Am 1. März geht es los – die Masern-Impfpflicht tritt in Kraft. Und die gilt übrigens nicht nur für Kinder, auch Mitarbeiter in Krankenhäusern und Arztpraxen müssen eine Impfung nachweisen. Was sich ändert und was Sie in Hamburg beachten müssen, haben wir hier zusammengestellt.

Die Masern-Impfpflicht gilt für Einrichtungen, in denen überwiegend Kinder und Jugendliche betreut werden. Unter anderem sind das Kitas, Horte oder Kinderheime, aber auch Unterbringungseinrichtungen wie Psychiatrien. Ohne den Nachweis kann keine Betreuung in den jeweiligen Einrichtungen stattfinden.

Welche Hamburger trifft die Masern-Impfpflicht?

Alle Personen, die älter als ein Jahr sind und eine Kita, einen Hort, Kindertagespflege- und Ausbildungseinrichtungen besuchen, in denen hauptsächlich Minderjährige betreut werden, müssen einen Nachweis vorlegen. Dies könne entweder mit dem Impfpass oder dem gelben Kinderuntersuchungsheft geschehen, wie die Gesundheitsbehörde mitteilt. Auch in Unterbringungen für Asylbewerber gilt die Nachweis-Pflicht.
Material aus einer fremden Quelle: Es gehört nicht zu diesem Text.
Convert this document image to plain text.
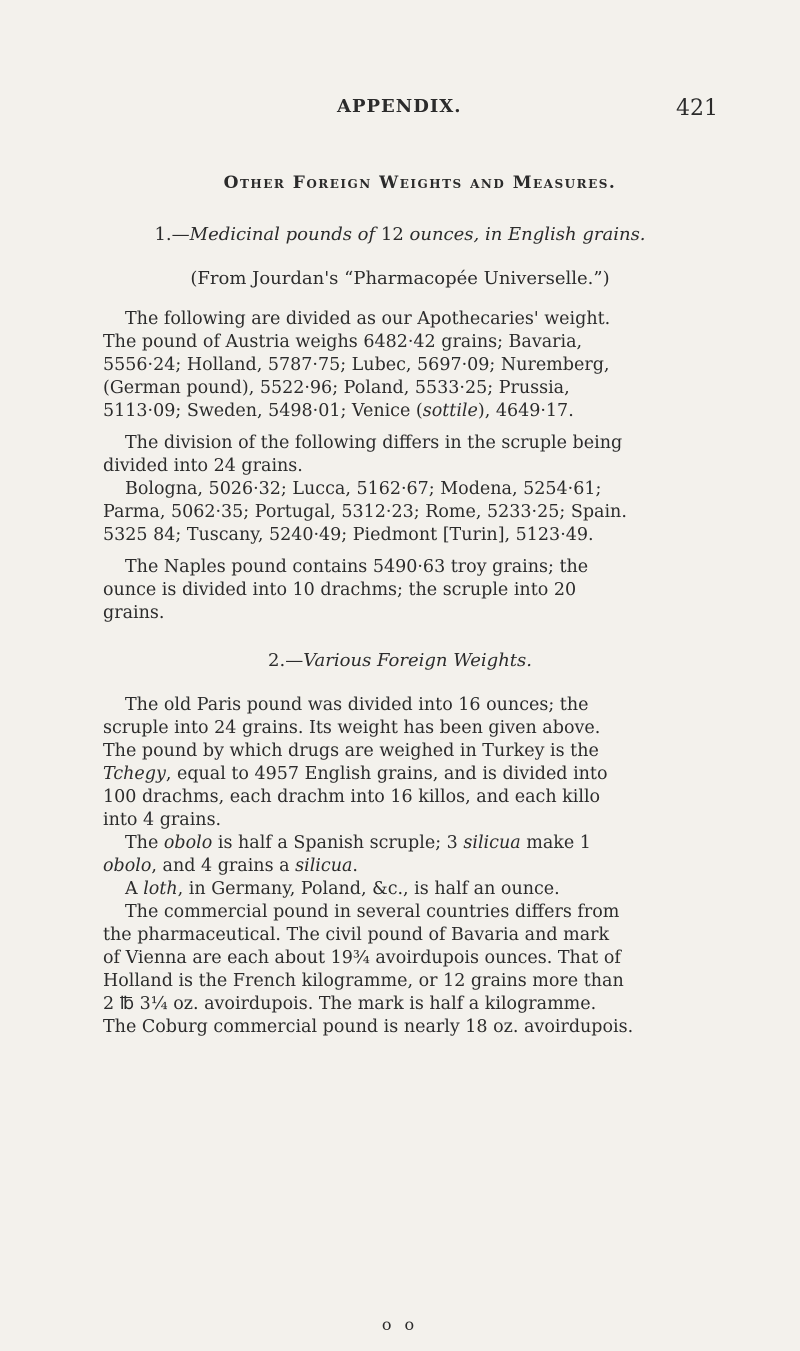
APPENDIX.	421
Other Foreign Weights and Measures.
1.—Medicinal pounds of 12 ounces, in English grains.
(From Jourdan's “Pharmacopée Universelle.”)
The following are divided as our Apothecaries' weight.
The pound of Austria weighs 6482·42 grains; Bavaria,
5556·24; Holland, 5787·75; Lubec, 5697·09; Nuremberg,
(German pound), 5522·96; Poland, 5533·25; Prussia,
5113·09; Sweden, 5498·01; Venice (sottile), 4649·17.
The division of the following differs in the scruple being
divided into 24 grains.
Bologna, 5026·32; Lucca, 5162·67; Modena, 5254·61;
Parma, 5062·35; Portugal, 5312·23; Rome, 5233·25; Spain.
5325 84; Tuscany, 5240·49; Piedmont [Turin], 5123·49.
The Naples pound contains 5490·63 troy grains; the
ounce is divided into 10 drachms; the scruple into 20
grains.
2.—Various Foreign Weights.
The old Paris pound was divided into 16 ounces; the
scruple into 24 grains. Its weight has been given above.
The pound by which drugs are weighed in Turkey is the
Tchegy, equal to 4957 English grains, and is divided into
100 drachms, each drachm into 16 killos, and each killo
into 4 grains.
The obolo is half a Spanish scruple; 3 silicua make 1
obolo, and 4 grains a silicua.
A loth, in Germany, Poland, &c., is half an ounce.
The commercial pound in several countries differs from
the pharmaceutical. The civil pound of Bavaria and mark
of Vienna are each about 19¾ avoirdupois ounces. That of
Holland is the French kilogramme, or 12 grains more than
2 ℔ 3¼ oz. avoirdupois. The mark is half a kilogramme.
The Coburg commercial pound is nearly 18 oz. avoirdupois.
o o
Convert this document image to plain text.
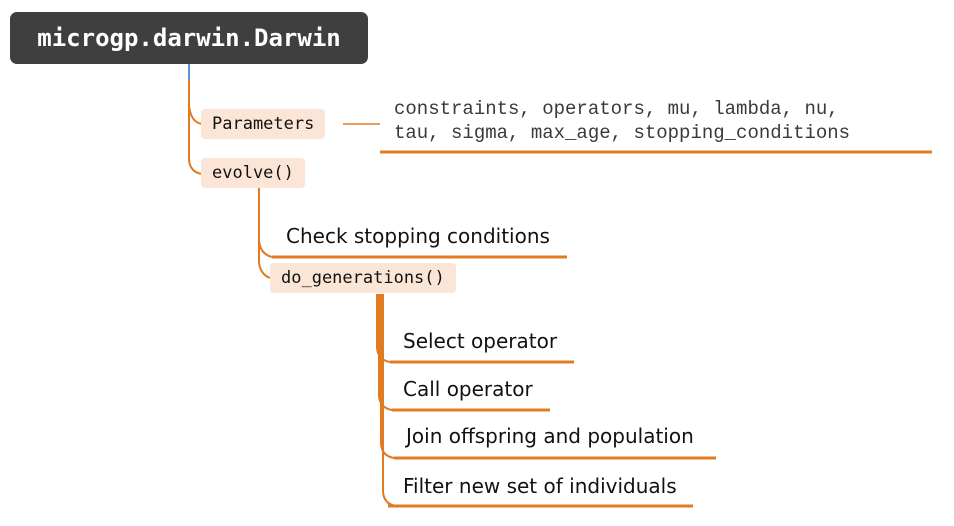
microgp.darwin.Darwin
Parameters
constraints, operators, mu, lambda, nu,
tau, sigma, max_age, stopping_conditions
evolve()
Check stopping conditions
do_generations()
Select operator
Call operator
Join offspring and population
Filter new set of individuals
Ebenso betroffen sind Mitarbeiter der jeweiligen Einrichtungen. Darunter fallen alle Einrichtungen zur Pflege und Betreuung von Kindern, wie zum Beispiel Krankenhäuser, Arztpraxen, Tageskliniken und Rettungsdienste. Dazu zählen ebenfalls Praktikanten und Ehrenamtliche, sowie Reinigungskräfte und Küchenpersonal.

Bis wann muss jeder gegen Masern geimpft sein?

Die Masern-Impfpflicht gilt ab dem 1. März 2020. Alle Personen, die neu in eine Einrichtung aufgenommen werden, müssen künftig nachweisen, dass sie eine Masernimpfung erhalten haben. Schüler und Lehrer, die nach dem 1. März neu an eine Schule kommen, haben für den Nachweis einer Impfung 30 Tage Zeit. 

Alle übrigen Schüler und Lehrer sowie Mitarbeiter von Einrichtungen müssen den Nachweis dann bis Ende Juli 2021 erbringen. Bis dahin muss die Impfung zum Beispiel bei der Kita-Leitung beziehungsweise dem Träger nachgewiesen werden. Die Vorlage des Impfausweises reicht aus.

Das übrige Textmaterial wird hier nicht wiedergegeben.